Un décret attendu avant la fin 2026
Le gouvernement prévoit de publier d'ici à la fin de l'année le décret qui permettra d'appliquer la loi Climat et résilience (2021). Selon les sources publiques reprises par la presse, ce texte devrait rendre effective une interdiction de la publicité pour les énergies fossiles importées. Pour les services communication des groupes pétroliers et gaziers, mais aussi pour leurs agences et supports média, il s'agit d'anticiper une mutation réglementaire qui restreint un pan entier de la communication commerciale.
Cadre et limites : biométhane et risques de confusion
Le futur décret ne se limite pas aux seules campagnes pro-hydrocarbures : il pourrait aussi encadrer des messages autour du biométhane. Les autorités estiment que certaines communications risquent d'entretenir une confusion entre gaz fossile et gaz « renouvelable ». Sur cet aspect, la Commission de régulation de l'énergie note que le biométhane représentait seulement 3,2 % de la consommation de gaz en France en 2024, un chiffre cité pour justifier une vigilance réglementaire renforcée.
"La France s'apprête à interdire la publicité en faveur des énergies fossiles importées"
- Calendrier : décret attendu d'ici fin 2026.
- Périmètre : publicité pour les énergies fossiles importées ; possibles restrictions pour le biométhane.
- Réactions : satisfaction prudente d'associations environnementales qui demandent cependant un périmètre plus large.

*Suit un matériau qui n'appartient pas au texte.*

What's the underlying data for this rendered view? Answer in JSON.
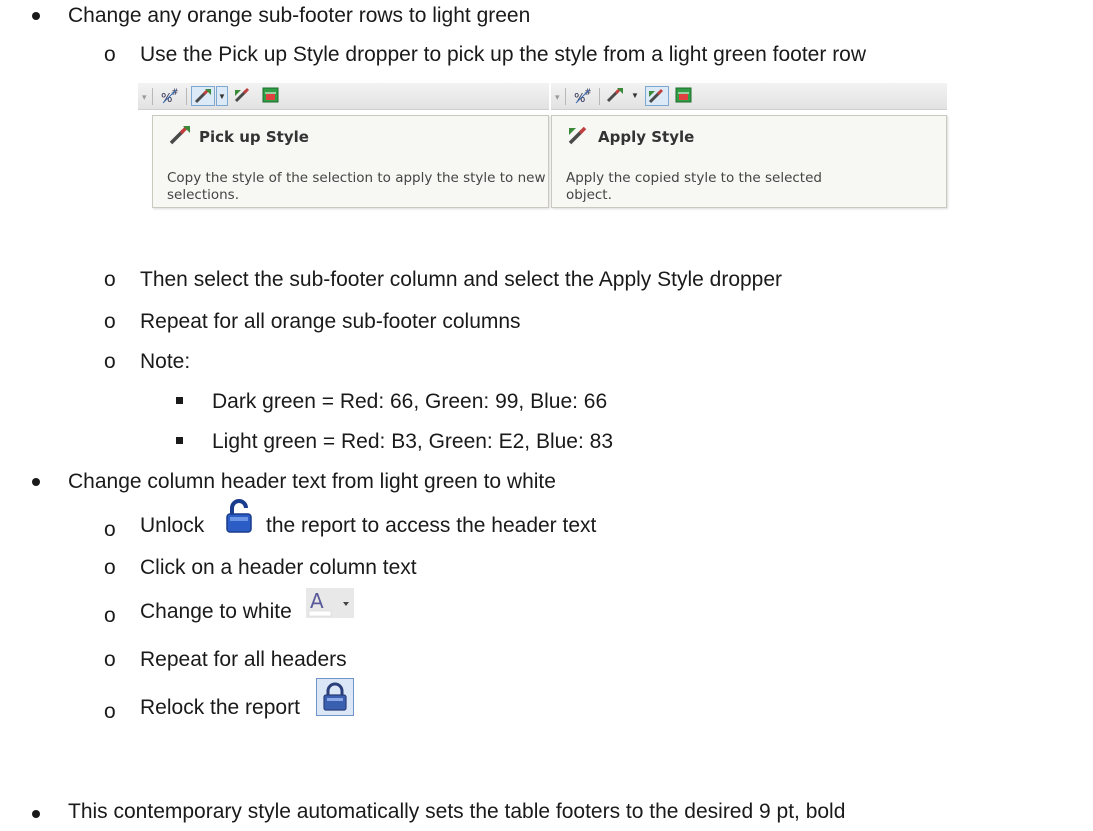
{
  "section1": {
    "bullet": "Change any orange sub-footer rows to light green",
    "sub1": "Use the Pick up Style dropper to pick up the style from a light green footer row",
    "pick_popup": {
      "title": "Pick up Style",
      "desc": "Copy the style of the selection to apply the style to new selections."
    },
    "apply_popup": {
      "title": "Apply Style",
      "desc": "Apply the copied style to the selected object."
    },
    "sub2": "Then select the sub-footer column and select the Apply Style dropper",
    "sub3": "Repeat for all orange sub-footer columns",
    "sub4": "Note:",
    "note1": "Dark green = Red: 66, Green: 99, Blue: 66",
    "note2": "Light green = Red: B3, Green: E2, Blue: 83"
  },
  "section2": {
    "bullet": "Change column header text from light green to white",
    "unlock_pre": "Unlock",
    "unlock_post": "the report to access the header text",
    "click": "Click on a header column text",
    "change": "Change to white",
    "repeat": "Repeat for all headers",
    "relock": "Relock the report"
  },
  "section3": {
    "bullet": "This contemporary style automatically sets the table footers to the desired 9 pt, bold"
  },
  "icons": [
    "percent-icon",
    "pick-up-style-icon",
    "apply-style-icon",
    "chart-icon",
    "unlock-icon",
    "font-color-icon",
    "lock-icon"
  ]
}
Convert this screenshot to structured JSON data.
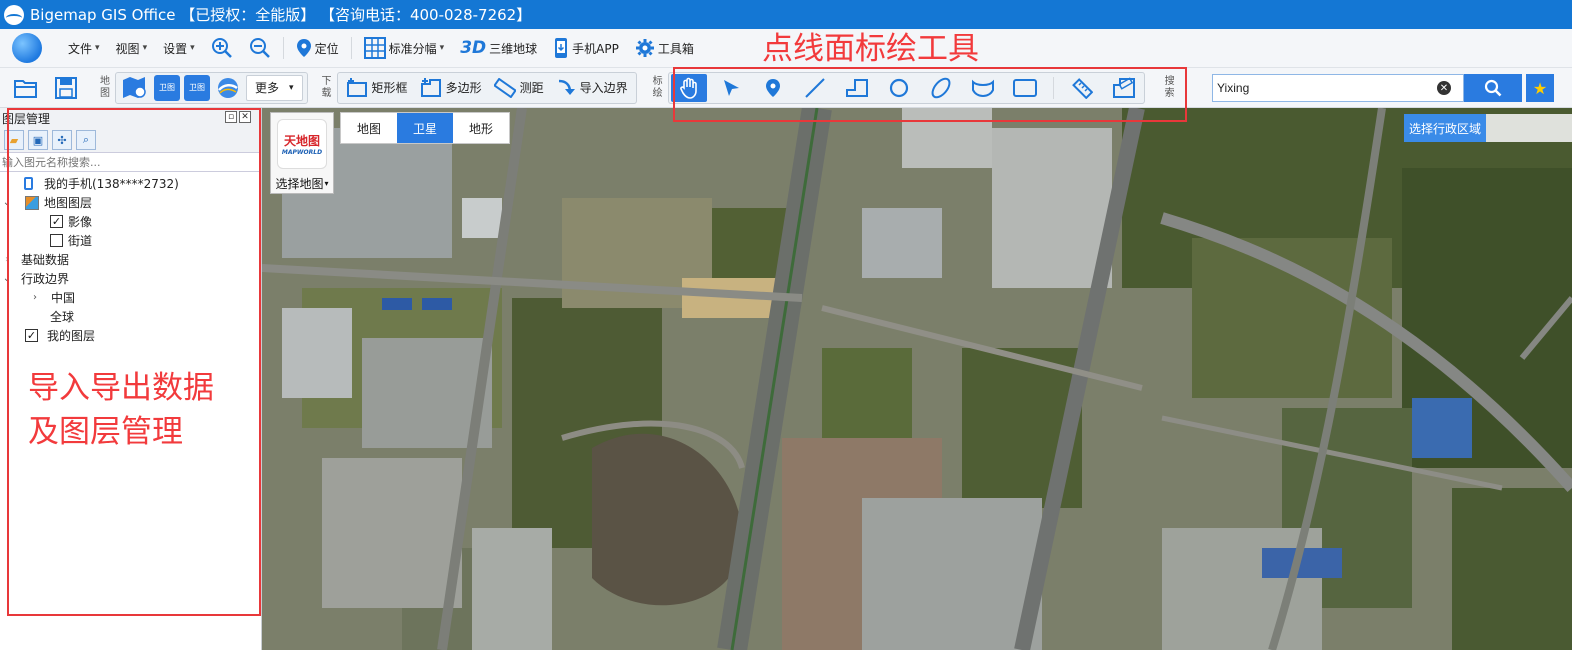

Conséquences pour les annonceurs et les médias
Sur le plan tactique, les acteurs du secteur devront revoir leurs budgets médias, les axes créatifs et les cibles. Les dépenses habituellement consacrées à des campagnes d'image ou de promotion risque(r)ont d'être redéployées vers des dispositifs institutionnels, des opérations de transition bas‑carbone ou des campagnes sur des offres alternatives (énergie verte, efficacité énergétique, services décarbonés). Pour les régies et les supports, l'interdiction réduira une source de revenu publicitaire significative et impose des arbitrages commerciaux sur l'affichage, la télévision et le digital.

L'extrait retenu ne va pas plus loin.